The final review to be mentioned here is one done by a popular and well-received travel reviewer – The Points Guy. He compares the SPG Amex card to a different list of competitors: the Hilton Honors American Express Ascend Card, The World of Hyatt Credit Card, and the IHG Rewards Club Premier Credit Card. One of the biggest differences is that while the SPG Amex card is slightly behind its competitors in some areas, it is the specific advantages provided by the American Express card separately from the SPG card itself. Of the three competing cards listed, Hyatt and IHG are both connected to Chase Bank, so it appears that for the frequent traveler the American Express card is to be preferred.

The Points Guy review mentions towards the end that Starwood’s SPG program will be merged with its parent company, Marriott, and the SPG program will no longer exist after February 19, 2019. However, there are no significant changes to the features and benefits presented in this article. What follows is the effect the merging of the SPG program will have on existing and future SPG card holders.

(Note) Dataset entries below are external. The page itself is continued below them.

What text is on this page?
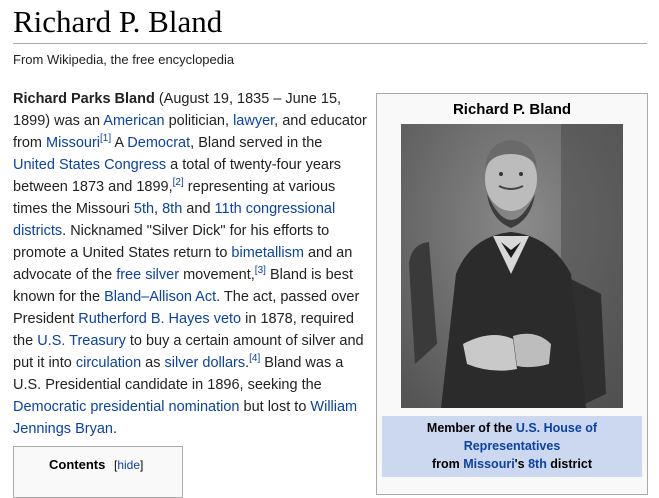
Richard P. Bland
From Wikipedia, the free encyclopedia

Richard Parks Bland (August 19, 1835 – June 15, 1899) was an American politician, lawyer, and educator from Missouri[1] A Democrat, Bland served in the United States Congress a total of twenty-four years between 1873 and 1899,[2] representing at various times the Missouri 5th, 8th and 11th congressional districts. Nicknamed "Silver Dick" for his efforts to promote a United States return to bimetallism and an advocate of the free silver movement,[3] Bland is best known for the Bland–Allison Act. The act, passed over President Rutherford B. Hayes veto in 1878, required the U.S. Treasury to buy a certain amount of silver and put it into circulation as silver dollars.[4] Bland was a U.S. Presidential candidate in 1896, seeking the Democratic presidential nomination but lost to William Jennings Bryan.

Contents [hide]
Richard P. Bland
Member of the U.S. House of Representatives
from Missouri's 8th district
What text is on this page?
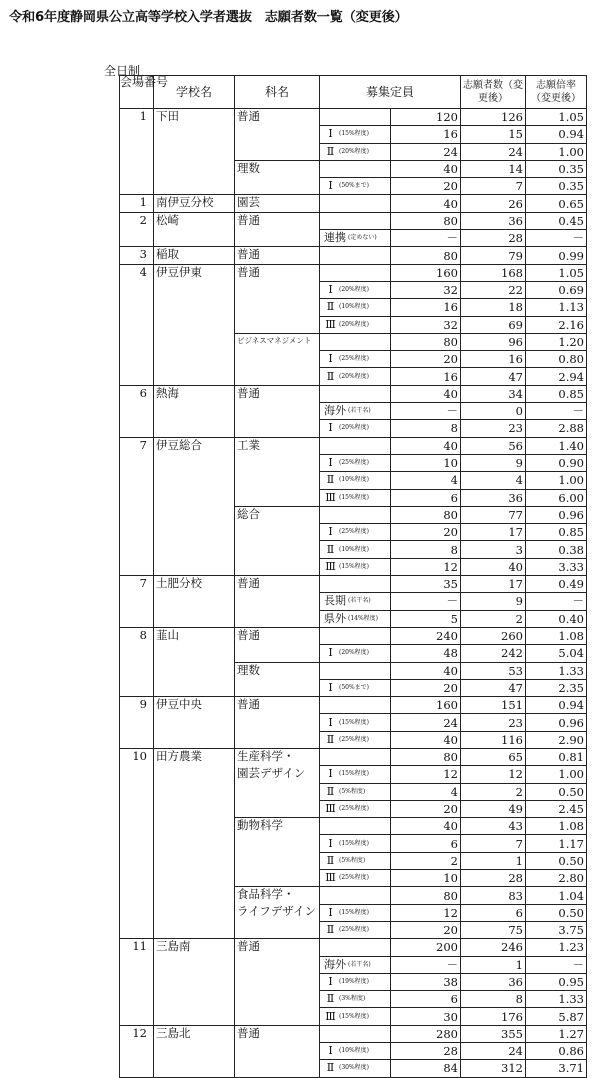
令和6年度静岡県公立高等学校入学者選抜　志願者数一覧（変更後）
全日制
会場番号	学校名	科名	募集定員		志願者数（変更後）	志願倍率（変更後）
1	下田	普通		120	126	1.05
			Ⅰ (15%程度)	16	15	0.94
			Ⅱ (20%程度)	24	24	1.00
		理数		40	14	0.35
			Ⅰ (50%まで)	20	7	0.35
1	南伊豆分校	園芸		40	26	0.65
2	松崎	普通		80	36	0.45
			連携 (定めない)	－	28	－
3	稲取	普通		80	79	0.99
4	伊豆伊東	普通		160	168	1.05
			Ⅰ (20%程度)	32	22	0.69
			Ⅱ (10%程度)	16	18	1.13
			Ⅲ (20%程度)	32	69	2.16
		ビジネスマネジメント		80	96	1.20
			Ⅰ (25%程度)	20	16	0.80
			Ⅱ (20%程度)	16	47	2.94
6	熱海	普通		40	34	0.85
			海外 (若干名)	－	0	－
			Ⅰ (20%程度)	8	23	2.88
7	伊豆総合	工業		40	56	1.40
			Ⅰ (25%程度)	10	9	0.90
			Ⅱ (10%程度)	4	4	1.00
			Ⅲ (15%程度)	6	36	6.00
		総合		80	77	0.96
			Ⅰ (25%程度)	20	17	0.85
			Ⅱ (10%程度)	8	3	0.38
			Ⅲ (15%程度)	12	40	3.33
7	土肥分校	普通		35	17	0.49
			長期 (若干名)	－	9	－
			県外 (14%程度)	5	2	0.40
8	韮山	普通		240	260	1.08
			Ⅰ (20%程度)	48	242	5.04
		理数		40	53	1.33
			Ⅰ (50%まで)	20	47	2.35
9	伊豆中央	普通		160	151	0.94
			Ⅰ (15%程度)	24	23	0.96
			Ⅱ (25%程度)	40	116	2.90
10	田方農業	生産科学・		80	65	0.81
		園芸デザイン	Ⅰ (15%程度)	12	12	1.00
			Ⅱ (5%程度)	4	2	0.50
			Ⅲ (25%程度)	20	49	2.45
		動物科学		40	43	1.08
			Ⅰ (15%程度)	6	7	1.17
			Ⅱ (5%程度)	2	1	0.50
			Ⅲ (25%程度)	10	28	2.80
		食品科学・		80	83	1.04
		ライフデザイン	Ⅰ (15%程度)	12	6	0.50
			Ⅱ (25%程度)	20	75	3.75
11	三島南	普通		200	246	1.23
			海外 (若干名)	－	1	－
			Ⅰ (19%程度)	38	36	0.95
			Ⅱ (3%程度)	6	8	1.33
			Ⅲ (15%程度)	30	176	5.87
12	三島北	普通		280	355	1.27
			Ⅰ (10%程度)	28	24	0.86
			Ⅱ (30%程度)	84	312	3.71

Welcome to the Marriott Bonvoy Brand

To avoid ending the review with a negative tone, the issue of the Starwood data breach will be addressed first. Marriott reported the data breach in November of 2018, only two months after merging the Starwood brand with its own. Whether the data breach took place before or after the announced brand takeover is unknown, though a recent study indicated that the average amount of time it takes to identify a data breach is six months. The investigation continues into the source of the data breach, and Marriott continues to move forward with its rebranding of the SPG program.

As for the Bonvoy program, Marriott decided that the aforementioned popular American Express card will be the go-to card on every Marriott high end rewards program cards, while adding Chase Bank as the choice of credit card for their no-fee cards. The latter is intended to appeal to Starwood hotel users who were not previously able to afford the hefty $95 – $450 annual fees associated with the former SPG Amex cards.

With the revaluation of the Starwood Reward Points comes an actual loss in value of those points by moving over to the Bonvoy program. The loss is estimated to be as high as 1.5 cents per point on average, a disappointing result of the rebranding. Also lost is the acceptance of new applications for the old SPG credit card from American Express, though there are alternatives available. The divvying up of Marriott’s remaining co-branding of their Bonvoy brand with American Express and Chase Bank leaves fewer options but addresses a wider customer audience.

Marriott has announced new benefits and the opportunity to earn free rewards points, but they are still working out the details. Projections are that by the end of the year there will be several announcements on the new and improved Marriott Bonvoy Rewards program.

Is the New Marriott Bonvoy Program Worth Serious Consideration?

If you are currently an SPG Rewards Card holder, these changes cannot make you happy. The loss of value of your accumulated rewards points and the likely replacement of the SPG American Express credit card are two of the major reasons SPG customers may look elsewhere to find a better deal. Yet when considering that the new Marriott Bonvoy program is focused on rewarding its frequent travelers and higher end customers, it is likely this group will remain loyal to the brand.

If you are considering the Starwood Hotel brand as your first choice of lodging, it is likely you will want to apply for the Bonvoy card and its benefits. One reason is it continues to lead the competition in offering equal or better card benefits, particularly when it comes to flexibility of rewards points between its brand and the 44 airlines it has agreements with. Another reason is its decision to include the Chase brand with its credit cards. Chase has established a foothold in the travel industry, and based on the reviews above, it targets travelers who need a more affordable option to combine with their Marriott Rewards Program Cards.